Cingolani ne craint pas de répéter que la catégorie de précarité est ambivalente, répétition nécessaire pour saisir les enjeux sociétaux qu’il veut analyser. C’est d’ailleurs cela qui l’intéresse, pour autant que cette ambivalence prête à des glissements constants, dont la sociologie témoigne. Attachée à la fragmentation des conditions de travail et d’emploi ou à des pratiques et des tactiques de contournement des modes d’assujettissement, la précarité se tient justement sur ce fil sur lequel se séparent les assujettissements et les insubordinations. Au sein même du compromis fordiste, désormais dénoué, la précarité circonscrit des socialisations et des informalités. Entre instrument aux mains du patronat et détournement des relations de travail, la précarité rend possible un rapport acculturé aux identités et aux solidarités sociales imposées. Nombre d’activités – qu’il oppose au travail, dans les conditions actuelles – offrent alors les moyens d’une construction de la personne dans l’expérimentation et dans l’épreuve et l’essai.

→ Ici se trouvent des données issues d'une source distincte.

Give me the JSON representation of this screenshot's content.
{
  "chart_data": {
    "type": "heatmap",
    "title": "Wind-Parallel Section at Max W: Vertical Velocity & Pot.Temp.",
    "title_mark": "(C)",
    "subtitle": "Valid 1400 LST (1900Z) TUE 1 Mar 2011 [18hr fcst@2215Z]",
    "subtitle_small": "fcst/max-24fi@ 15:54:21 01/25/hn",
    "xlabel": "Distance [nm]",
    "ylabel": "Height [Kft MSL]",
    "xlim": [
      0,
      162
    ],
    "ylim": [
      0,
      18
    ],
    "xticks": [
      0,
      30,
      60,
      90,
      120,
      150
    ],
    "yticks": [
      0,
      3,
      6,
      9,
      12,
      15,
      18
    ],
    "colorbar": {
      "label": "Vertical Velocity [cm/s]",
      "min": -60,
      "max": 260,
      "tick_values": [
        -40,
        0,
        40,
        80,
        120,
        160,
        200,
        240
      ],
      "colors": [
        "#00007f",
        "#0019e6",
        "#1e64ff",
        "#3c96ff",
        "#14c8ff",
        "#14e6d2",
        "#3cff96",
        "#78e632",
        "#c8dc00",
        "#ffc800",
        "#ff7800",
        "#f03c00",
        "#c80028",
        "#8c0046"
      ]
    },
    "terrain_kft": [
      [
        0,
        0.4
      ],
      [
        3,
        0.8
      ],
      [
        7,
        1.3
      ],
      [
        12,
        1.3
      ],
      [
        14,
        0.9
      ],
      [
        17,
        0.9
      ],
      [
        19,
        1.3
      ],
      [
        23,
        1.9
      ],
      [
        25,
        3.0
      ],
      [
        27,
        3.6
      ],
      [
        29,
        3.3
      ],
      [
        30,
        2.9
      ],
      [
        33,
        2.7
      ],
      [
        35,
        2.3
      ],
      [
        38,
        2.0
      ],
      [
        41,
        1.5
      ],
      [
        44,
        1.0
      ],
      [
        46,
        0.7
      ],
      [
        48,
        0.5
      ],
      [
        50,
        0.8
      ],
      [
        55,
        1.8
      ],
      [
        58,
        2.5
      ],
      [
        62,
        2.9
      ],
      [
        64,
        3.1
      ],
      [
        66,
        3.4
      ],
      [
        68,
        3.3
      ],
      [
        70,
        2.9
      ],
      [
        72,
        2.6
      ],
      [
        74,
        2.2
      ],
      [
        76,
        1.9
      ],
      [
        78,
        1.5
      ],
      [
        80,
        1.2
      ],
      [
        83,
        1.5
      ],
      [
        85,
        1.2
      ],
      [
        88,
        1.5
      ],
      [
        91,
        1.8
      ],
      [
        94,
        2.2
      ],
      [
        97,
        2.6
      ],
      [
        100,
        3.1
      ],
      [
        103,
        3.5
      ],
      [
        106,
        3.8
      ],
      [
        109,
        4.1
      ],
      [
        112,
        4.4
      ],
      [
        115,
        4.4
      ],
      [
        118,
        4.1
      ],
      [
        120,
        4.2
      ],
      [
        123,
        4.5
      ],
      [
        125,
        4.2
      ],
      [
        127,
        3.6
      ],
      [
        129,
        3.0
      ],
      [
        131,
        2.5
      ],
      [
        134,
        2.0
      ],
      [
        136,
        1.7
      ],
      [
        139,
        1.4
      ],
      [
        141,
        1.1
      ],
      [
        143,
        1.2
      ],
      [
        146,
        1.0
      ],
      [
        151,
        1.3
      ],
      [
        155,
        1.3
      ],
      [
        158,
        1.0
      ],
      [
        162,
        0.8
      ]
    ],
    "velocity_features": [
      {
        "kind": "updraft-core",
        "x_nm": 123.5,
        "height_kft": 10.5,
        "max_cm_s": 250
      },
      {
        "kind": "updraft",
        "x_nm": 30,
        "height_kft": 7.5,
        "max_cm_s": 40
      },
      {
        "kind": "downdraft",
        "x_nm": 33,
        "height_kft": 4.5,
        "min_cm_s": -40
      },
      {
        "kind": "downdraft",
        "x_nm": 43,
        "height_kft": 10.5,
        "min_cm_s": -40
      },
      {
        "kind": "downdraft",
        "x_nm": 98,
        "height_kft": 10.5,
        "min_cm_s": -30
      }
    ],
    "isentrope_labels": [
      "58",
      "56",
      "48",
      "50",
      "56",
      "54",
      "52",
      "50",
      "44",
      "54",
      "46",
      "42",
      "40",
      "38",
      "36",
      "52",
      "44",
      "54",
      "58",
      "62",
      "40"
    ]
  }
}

Et l’auteur de tenter une généalogie des reconfigurations de l’ethos populaire durant les 50 dernières années, utile ici en ce qu’elle permet de comprendre comment se sont instaurées des mutations par rapport aux parents, mais aussi des hybridations du travail et de l’activité, du travail et du loisir, en lien avec les intermittences et les discontinuités de l’emploi. Il montre ainsi que l’aspiration à l’autonomie et le désir d’autoréalisation trouvent un écho dans les transformations du monde salarial. Au fond, cela correspond à une manière de mettre en question les propos si mal conçus autour de l’adhésion au travail (ou de l’individualisme). Cingolani explique fort bien qu’une adhésion, pour les raisons évoquées, n’est pas un consentement ou une identification. Des possibilités de conflit demeurent. Leur ressort : les femmes et les hommes de notre temps cherchent fortement leur reconnaissance dans ce qu’ils font plutôt que dans ce qu’ils sont. L’exemple des industries culturelles créatives pris plusieurs fois en cours de parcours est certes probant mais sans doute plus restreint.

Il est temps de lier le précariat et le principe plébéien, c’est-à-dire le principe de l’émancipation, traduit au plus près par la capacité à vivre sans plus attendre l’expérience de l’émancipation au sein des rapports sociaux... Afin de développer ce point, l’auteur reprend le cas de l’ouvrier Gauny à Jacques Rancière. Mais il en déplace l’analyse. Il entre plus avant dans ce « cas », en approfondissant ce que la figure plébéienne a à nous dire des contradictions du travail et des tensions entre émancipation et exploitation. Evidemment, il faut entendre par « plébéien » le nom de celui qui se confronte et confronte la revendication et la pratique égalitaires à un monde caractérisé par l’inégalité. Cingolani parcourt donc à nouveau les textes de Gauny afin d’en tirer les éléments caractéristiques de cette émancipation à partir du procès de travail : suspension du temps de la domination, dispositifs d’évitement, manières de devenir autre, moyens d’accès à de plus hauts niveaux d’existence, c’est-à-dire tout mode d’existence qui permette d’anticiper une autre existence au sein même des rapports de domination. Comme on le voit fort bien, la pratique de l’émancipation ne consiste ni à tomber dans l’individualisme, ni dans la servitude volontaire. L’auteur détaille alors les cinq types de déplacements qu’il considère comme essentiels.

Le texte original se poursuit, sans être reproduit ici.